The more completely men abandon any hope of general reform, any interest in impersonal goals and values or any chance of exercising influence in an ‘outward’ direction, the more their energy is diverted in the direction of least resistance, i.e. ‘inwards’.

He goes on to say that this ‘inwards’ direction of energy manifests itself in the form of materialism and intensely private lives.  It is my experience and observation that many Americans exhibit these symptoms.  We are materialistic.  We do not know our neighbors and focus a great portion of our energy on our private lives.  There is a lot of political apathy, and people generally operate in a mode that is unconcerned for anything beyond their concern for their own livelihood.  Granted the problem is probably much less drastic than it was in Havel’s time and place due to the flexibility and resiliency of a democracy, but it is interesting to see the same set of symptoms, to an extent, occurring in a society that exists within a very different political framework.

The number one cause that Havel identifies as the manufacturer of these symptoms is the state police and their enforcement of extreme restrictions which the political leaders deem necessary to keep the population in order and to maintain control.  Though I am sure it is highly debatable, I will say that this is not the state of affairs in the United States of America.  Things like the Patriot Act might smack of the communist state police, we do not have officers coming to our doors to confiscate plays or newspapers which might prove detrimental to the government.  The cause of the degeneration of society must come from another source.

So far, I have not been able to hypothesize what the roots of these symptoms are in American society.  The people in Czechoslovakia kept silent and stayed in line because they were punished for stepping out of line.  The energy focused inward because the government needed to keep its people pliable and under control.  People lost interest in social interaction because the government was determined to tell them what to believe rather than be directed by the input of its citizens.  I can see that the US government might be interested in keeping its population docile and under control, but I do not see the mechanism by which it could be effecting this state except through very indirect an inefficient means.

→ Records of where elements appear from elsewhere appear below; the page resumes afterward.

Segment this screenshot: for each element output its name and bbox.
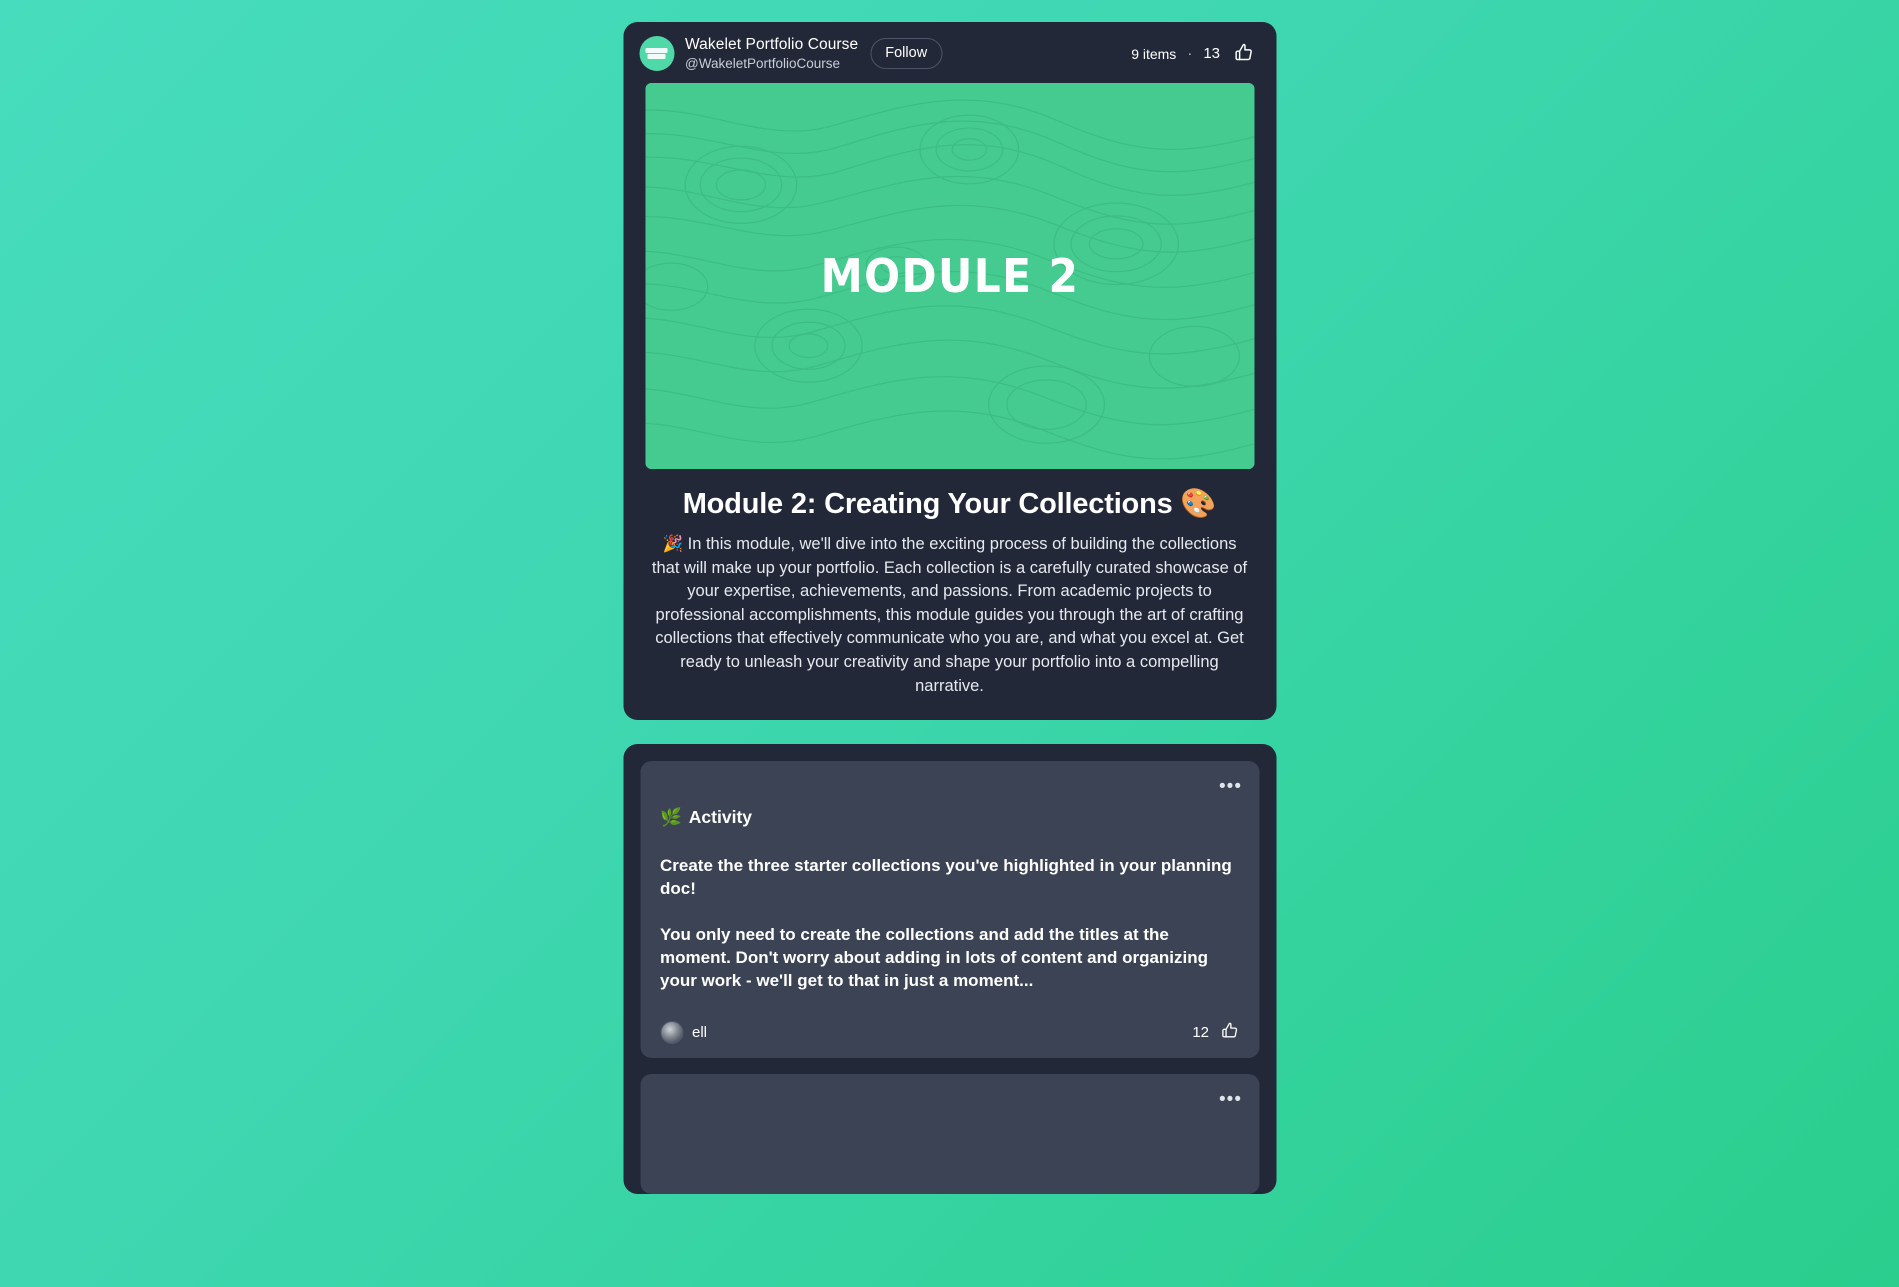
- account-name: Wakelet Portfolio Course: [685, 36, 859, 54]
- module-banner[interactable]: MODULE 2: [645, 83, 1254, 469]
- more-options-icon[interactable]: •••: [1219, 1090, 1242, 1109]
- collection-card: Wakelet Portfolio Course @WakeletPortfol…: [623, 22, 1276, 721]
- account-handle: @WakeletPortfolioCourse: [685, 55, 841, 71]
- follow-button[interactable]: Follow: [870, 38, 943, 69]
- portfolio-course-logo-icon: [645, 46, 668, 62]
- more-options-icon[interactable]: •••: [1219, 777, 1242, 796]
- collection-title: Module 2: Creating Your Collections 🎨: [682, 488, 1217, 520]
- activity-body: Create the three starter collections you…: [660, 854, 1239, 992]
- activity-author[interactable]: ell: [660, 1020, 708, 1044]
- activity-paragraph: Create the three starter collections you…: [660, 856, 1232, 899]
- collection-stats: 9 items · 13: [1131, 42, 1254, 66]
- list-item[interactable]: •••: [640, 1073, 1259, 1194]
- activity-footer: ell 12: [660, 1020, 1239, 1058]
- thumbs-up-icon[interactable]: [1220, 1021, 1239, 1044]
- items-card: ••• 🌿 Activity Create the three starter …: [623, 744, 1276, 1194]
- like-count: 13: [1203, 45, 1220, 62]
- activity-heading: 🌿 Activity: [660, 807, 1239, 828]
- banner-title: MODULE 2: [820, 249, 1079, 303]
- collection-header: Wakelet Portfolio Course @WakeletPortfol…: [623, 22, 1276, 83]
- like-count: 12: [1192, 1023, 1209, 1041]
- thumbs-up-icon[interactable]: [1233, 42, 1254, 66]
- herb-icon: 🌿: [660, 807, 682, 828]
- author-name: ell: [692, 1023, 708, 1041]
- list-item[interactable]: ••• 🌿 Activity Create the three starter …: [640, 761, 1259, 1058]
- account-identity[interactable]: Wakelet Portfolio Course @WakeletPortfol…: [685, 36, 858, 70]
- feed-column: Wakelet Portfolio Course @WakeletPortfol…: [623, 0, 1276, 1210]
- avatar: [660, 1020, 683, 1044]
- activity-paragraph: You only need to create the collections …: [660, 924, 1209, 991]
- collection-description: 🎉 In this module, we'll dive into the ex…: [651, 535, 1248, 695]
- avatar[interactable]: [639, 36, 674, 71]
- stats-separator: ·: [1187, 45, 1193, 62]
- activity-likes: 12: [1192, 1021, 1239, 1044]
- activity-label-text: Activity: [688, 807, 753, 828]
- item-count: 9 items: [1131, 45, 1177, 62]
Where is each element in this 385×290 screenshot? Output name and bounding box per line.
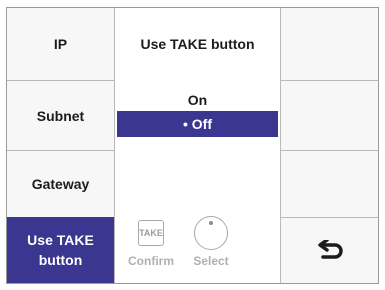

I can hypothesize that many Americans are cynical toward their government because of continued dishonesty and stagnancy and that this might cause many of the symptoms concomitant with oppressive communist regime.  I can hypothesize that increasing apathy toward spiritual truth is causing increased apathy toward morals and values and that the society defaults on a materialistic philosophy that resembles the effects of an oppressive communist regime.  But all I can say for certain is that the similarities are striking between how Havel describes his oppressed country and how I perceive many Americans to be living.

Note: The quotes came from Václav Havel’s “Living in Truth”, edited by Jan Vladislav, Faber and Faber, London, 1989.  It was one of the texts from a political science course at Wheaton College.